CPA Paul Neiffer, with CliftonLarsonAllen, points out four key documents farmers need in order to understand what’s happening in their business — and all shine a light on different aspects of their operation.
Those documents include the income statement, balance sheet, statement of owner equity and statement of cash flow. Don’t overlook the statement of cash flows, which sometimes happens, he advises.
“Your statement of cash flows is the one statement — whether you are cash or accrual — where you start and end with the same number because cash is cash,” he said. “This statement sometimes does not get prepared, but it should because it shows some of the most valuable information about your farm operation.
Financial statements are always important, but they are especially critical when times are tough.
How can farmers start doing a better job? Taking baby steps is perfectly acceptable, Neiffer said. Start by talking to a lender, accountant or CPA about moving toward keeping better financial records.
“Focus on better communication and present hard numbers,” he said.
Kansas ag marketing and financial consultant LaVell Winsor walked boot camp attendees through several common financial difficulties. Common challenges include tight working capital, poor production, absence of a marketing plan, budgeting, family living expenses and more.

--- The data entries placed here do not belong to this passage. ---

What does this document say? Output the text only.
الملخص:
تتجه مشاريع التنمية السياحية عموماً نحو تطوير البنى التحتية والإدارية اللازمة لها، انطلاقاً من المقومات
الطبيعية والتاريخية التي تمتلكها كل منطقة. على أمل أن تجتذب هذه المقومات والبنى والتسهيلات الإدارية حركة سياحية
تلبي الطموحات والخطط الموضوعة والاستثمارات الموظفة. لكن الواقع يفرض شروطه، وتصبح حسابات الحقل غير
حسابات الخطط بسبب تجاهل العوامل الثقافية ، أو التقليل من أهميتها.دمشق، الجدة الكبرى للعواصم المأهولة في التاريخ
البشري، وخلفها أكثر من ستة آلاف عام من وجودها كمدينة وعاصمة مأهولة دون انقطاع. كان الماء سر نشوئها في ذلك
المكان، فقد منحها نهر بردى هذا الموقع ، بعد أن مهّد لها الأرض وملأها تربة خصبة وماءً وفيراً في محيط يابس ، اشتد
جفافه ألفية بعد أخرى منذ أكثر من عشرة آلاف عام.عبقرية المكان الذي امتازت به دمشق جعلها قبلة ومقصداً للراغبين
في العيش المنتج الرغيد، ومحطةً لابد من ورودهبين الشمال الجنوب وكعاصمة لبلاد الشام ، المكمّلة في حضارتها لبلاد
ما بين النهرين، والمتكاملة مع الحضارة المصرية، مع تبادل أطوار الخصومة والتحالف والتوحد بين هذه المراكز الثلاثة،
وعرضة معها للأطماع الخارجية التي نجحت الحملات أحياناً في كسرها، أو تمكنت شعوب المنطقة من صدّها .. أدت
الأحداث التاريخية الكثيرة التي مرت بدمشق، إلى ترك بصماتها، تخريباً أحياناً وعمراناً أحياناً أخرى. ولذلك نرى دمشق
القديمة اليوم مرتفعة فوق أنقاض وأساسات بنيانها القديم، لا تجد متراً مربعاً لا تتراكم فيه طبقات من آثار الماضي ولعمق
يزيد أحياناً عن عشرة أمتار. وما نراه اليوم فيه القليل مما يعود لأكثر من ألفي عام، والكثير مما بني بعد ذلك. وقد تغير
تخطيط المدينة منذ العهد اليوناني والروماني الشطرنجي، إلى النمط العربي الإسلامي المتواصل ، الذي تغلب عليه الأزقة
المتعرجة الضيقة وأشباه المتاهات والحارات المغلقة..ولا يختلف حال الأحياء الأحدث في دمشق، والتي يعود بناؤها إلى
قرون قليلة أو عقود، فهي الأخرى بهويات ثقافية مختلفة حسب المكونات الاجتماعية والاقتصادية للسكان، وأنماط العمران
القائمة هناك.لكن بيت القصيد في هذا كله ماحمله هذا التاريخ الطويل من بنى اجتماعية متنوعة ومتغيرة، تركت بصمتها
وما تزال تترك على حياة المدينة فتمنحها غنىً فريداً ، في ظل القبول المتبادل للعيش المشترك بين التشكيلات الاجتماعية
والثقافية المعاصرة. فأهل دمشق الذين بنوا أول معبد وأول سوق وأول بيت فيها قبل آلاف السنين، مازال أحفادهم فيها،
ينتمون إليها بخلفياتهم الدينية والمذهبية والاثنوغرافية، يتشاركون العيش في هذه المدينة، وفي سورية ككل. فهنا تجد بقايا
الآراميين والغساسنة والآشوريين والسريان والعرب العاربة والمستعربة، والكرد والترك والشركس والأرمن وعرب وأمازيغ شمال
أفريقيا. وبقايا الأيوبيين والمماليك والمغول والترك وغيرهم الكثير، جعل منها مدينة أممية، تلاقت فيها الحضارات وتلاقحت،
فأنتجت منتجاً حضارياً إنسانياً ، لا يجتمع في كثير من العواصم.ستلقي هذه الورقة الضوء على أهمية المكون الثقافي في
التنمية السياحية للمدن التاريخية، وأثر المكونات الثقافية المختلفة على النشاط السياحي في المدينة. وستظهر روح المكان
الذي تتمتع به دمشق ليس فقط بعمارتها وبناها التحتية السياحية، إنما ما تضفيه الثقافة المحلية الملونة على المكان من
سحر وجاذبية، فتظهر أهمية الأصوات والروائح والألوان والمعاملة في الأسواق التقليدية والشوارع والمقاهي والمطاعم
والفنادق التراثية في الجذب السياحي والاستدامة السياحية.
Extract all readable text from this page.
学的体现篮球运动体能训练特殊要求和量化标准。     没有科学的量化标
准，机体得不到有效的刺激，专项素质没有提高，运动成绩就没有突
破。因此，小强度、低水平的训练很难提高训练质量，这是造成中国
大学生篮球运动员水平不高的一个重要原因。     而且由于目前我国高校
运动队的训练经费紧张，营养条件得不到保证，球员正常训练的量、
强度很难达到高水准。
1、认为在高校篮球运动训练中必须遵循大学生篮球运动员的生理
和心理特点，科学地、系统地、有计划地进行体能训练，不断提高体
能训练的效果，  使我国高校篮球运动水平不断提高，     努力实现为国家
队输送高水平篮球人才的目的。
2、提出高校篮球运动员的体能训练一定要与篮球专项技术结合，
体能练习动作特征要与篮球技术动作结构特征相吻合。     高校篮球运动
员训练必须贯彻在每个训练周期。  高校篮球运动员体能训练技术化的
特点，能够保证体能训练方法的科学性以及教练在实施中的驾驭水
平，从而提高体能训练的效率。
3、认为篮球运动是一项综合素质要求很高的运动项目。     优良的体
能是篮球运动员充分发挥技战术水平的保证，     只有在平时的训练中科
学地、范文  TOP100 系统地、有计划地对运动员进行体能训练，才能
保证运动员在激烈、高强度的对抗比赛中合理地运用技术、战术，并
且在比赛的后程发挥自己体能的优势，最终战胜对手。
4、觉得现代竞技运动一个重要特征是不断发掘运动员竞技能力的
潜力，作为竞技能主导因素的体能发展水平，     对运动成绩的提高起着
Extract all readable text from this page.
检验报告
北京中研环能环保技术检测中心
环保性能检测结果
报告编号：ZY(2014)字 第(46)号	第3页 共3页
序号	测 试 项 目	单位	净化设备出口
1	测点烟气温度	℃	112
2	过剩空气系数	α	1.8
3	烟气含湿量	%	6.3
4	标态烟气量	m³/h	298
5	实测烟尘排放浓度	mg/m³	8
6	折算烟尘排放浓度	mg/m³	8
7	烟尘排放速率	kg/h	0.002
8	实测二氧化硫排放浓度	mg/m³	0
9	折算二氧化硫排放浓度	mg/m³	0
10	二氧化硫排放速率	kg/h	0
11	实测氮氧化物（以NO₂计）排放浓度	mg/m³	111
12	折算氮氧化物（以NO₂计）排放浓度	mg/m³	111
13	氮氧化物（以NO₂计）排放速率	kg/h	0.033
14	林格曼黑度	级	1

One red flag, in particular, she has increasingly spotted is farmers struggling to pay their full line of credit.
“What makes me nervous is seeing some farmers essentially self-financed for 2017 directly through their co-op or retailer at 18% to 24% interest rates, instead of through the bank at 5% or 6%, because they weren’t able to get that line of credit,” she said.
Winsor also recommended an easy first step to avoiding some of these common pitfalls.
“I encourage farmers to benchmark themselves to see where they’re at versus other farms,” she said. “There are a lot of tools out there to do that.”